I know a machinist, and I sometimes visit him at his workplace. I like to stop by just to see some machine he’s working on, and he’ll show me the intricate details that are involved. I am amazed at the miniature features that some of these machines can’t function without. One of those features that caught my attention was the placement of spacers on these machines. A spacer is a little unit, kind of like a washer, that is placed in between two particular pieces of metal. Without these spacers, the entire machine could shut down. These tiny pieces are critical to the operation of the entire machine.
As I thought about these spacers and the role they play in machines, I considered how important spacers can be in family life as well. While it’s not an actual object I can point to, it’s recognizing that sometimes in our marriages and families, we need space between each other.
For example, as parents, we need to acknowledge that our married children are their own family unit. If you are constantly putting your nose into your son and daughter-in-law’s business, the situation might get a little stinky. By not giving them space, you could cause a shut down in the relationship. It might help to remember how you felt when you first got married and wanted to establish your own home. You had your own ideas about how to decorate your house, spend your money, and raise your children. Are you giving your adult children the space they need to figure things out on their own? It’s how everyone learns best.
When it comes to your spouse, sometimes a spacer is needed there too. I’m not talking about taking separate vacations, but once in a while you may need to give each other room to breathe. For example, it’s okay to have an interest or hobby that’s separate from your wife. You don’t have to like everything she likes, as long as each of you knows what the other is doing and the interest or hobby doesn’t create too much time apart. It can be healthy to enjoy some things on your own. Don’t feel slighted when your spouse wants a few hours alone. It’s natural and normal for people to need and want time to themselves. Time apart can sometimes breathe fresh air into the relationship.

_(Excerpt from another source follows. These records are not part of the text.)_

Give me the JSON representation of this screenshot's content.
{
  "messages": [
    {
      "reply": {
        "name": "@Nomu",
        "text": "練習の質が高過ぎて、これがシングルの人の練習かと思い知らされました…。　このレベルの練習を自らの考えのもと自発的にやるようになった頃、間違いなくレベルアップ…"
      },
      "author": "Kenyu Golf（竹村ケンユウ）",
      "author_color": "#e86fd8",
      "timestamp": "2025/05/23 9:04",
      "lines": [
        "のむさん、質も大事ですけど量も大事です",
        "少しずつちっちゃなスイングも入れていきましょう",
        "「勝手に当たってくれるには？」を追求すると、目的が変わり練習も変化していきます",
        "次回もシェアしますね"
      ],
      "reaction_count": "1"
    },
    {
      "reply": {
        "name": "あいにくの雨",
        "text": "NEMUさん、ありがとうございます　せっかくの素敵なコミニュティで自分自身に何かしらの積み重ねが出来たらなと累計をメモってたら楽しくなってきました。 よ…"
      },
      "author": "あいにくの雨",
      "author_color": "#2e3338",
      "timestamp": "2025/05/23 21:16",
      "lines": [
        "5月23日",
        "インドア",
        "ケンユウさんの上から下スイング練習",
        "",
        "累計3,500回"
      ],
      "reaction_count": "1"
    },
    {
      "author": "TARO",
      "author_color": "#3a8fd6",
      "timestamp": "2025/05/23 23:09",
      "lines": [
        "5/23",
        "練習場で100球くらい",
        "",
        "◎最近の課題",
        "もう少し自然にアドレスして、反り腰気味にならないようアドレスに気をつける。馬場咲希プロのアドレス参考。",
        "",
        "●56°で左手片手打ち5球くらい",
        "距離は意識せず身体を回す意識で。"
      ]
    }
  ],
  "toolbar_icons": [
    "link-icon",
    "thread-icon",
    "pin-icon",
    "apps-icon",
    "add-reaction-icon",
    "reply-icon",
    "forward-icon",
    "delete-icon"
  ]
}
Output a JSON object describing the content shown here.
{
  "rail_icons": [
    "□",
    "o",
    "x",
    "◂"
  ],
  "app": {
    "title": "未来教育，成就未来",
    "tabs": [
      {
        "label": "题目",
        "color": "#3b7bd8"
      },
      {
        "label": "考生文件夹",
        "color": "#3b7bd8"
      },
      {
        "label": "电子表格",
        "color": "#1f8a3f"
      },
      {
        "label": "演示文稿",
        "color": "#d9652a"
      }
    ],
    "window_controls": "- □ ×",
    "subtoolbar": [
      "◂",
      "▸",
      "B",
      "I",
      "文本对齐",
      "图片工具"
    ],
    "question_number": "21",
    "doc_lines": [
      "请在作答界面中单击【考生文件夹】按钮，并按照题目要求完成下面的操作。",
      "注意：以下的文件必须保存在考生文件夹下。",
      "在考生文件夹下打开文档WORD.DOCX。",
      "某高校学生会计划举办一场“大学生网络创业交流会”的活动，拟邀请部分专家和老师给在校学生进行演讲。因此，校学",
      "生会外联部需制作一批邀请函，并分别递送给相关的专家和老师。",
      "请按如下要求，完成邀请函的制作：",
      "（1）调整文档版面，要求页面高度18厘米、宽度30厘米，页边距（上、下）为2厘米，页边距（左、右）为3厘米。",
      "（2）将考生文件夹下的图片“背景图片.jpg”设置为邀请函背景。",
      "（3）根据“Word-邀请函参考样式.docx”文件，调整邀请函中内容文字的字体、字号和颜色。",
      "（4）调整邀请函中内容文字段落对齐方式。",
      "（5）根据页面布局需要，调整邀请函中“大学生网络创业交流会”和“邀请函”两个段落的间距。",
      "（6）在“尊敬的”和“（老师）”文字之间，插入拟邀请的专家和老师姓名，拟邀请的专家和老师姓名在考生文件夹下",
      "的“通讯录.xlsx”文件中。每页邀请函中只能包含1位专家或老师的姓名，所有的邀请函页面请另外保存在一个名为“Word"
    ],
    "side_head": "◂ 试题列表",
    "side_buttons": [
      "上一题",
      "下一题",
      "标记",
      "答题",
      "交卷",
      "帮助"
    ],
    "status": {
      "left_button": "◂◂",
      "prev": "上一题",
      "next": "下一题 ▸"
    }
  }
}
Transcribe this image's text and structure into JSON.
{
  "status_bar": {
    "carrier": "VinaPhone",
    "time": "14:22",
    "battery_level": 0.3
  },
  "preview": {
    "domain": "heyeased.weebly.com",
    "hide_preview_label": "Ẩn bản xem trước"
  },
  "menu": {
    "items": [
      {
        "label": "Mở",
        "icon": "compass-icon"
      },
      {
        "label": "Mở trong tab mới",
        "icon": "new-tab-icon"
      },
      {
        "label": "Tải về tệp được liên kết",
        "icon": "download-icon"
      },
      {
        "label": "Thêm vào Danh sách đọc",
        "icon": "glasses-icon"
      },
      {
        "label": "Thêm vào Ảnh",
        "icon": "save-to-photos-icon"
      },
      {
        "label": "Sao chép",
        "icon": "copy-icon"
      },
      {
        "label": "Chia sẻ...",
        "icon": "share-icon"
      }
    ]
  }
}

Children also need space from their parents and siblings. Sometimes, a sleepover at a friend’s house can give children a new perspective. Maybe they’ll come home more appreciative of their own family. When your children are in high school, it’s a good time to start giving them some space. Let them make a few mistakes or experience a few victories as a result of making a few of their own decisions. When they get to college, young adults will need to operate independently. Unfortunately, I often hear stories on the news about parents stepping into their child’s college life by calling school officials when their child doesn’t get the class they wanted or they don’t get the right roommate. Young adults need to work these issues out on their own. They need the space to do so.
Space can be a great remedy when things get a little cramped in a relationship or there are signs of a shut down. When necessary, don’t be afraid to embrace the space.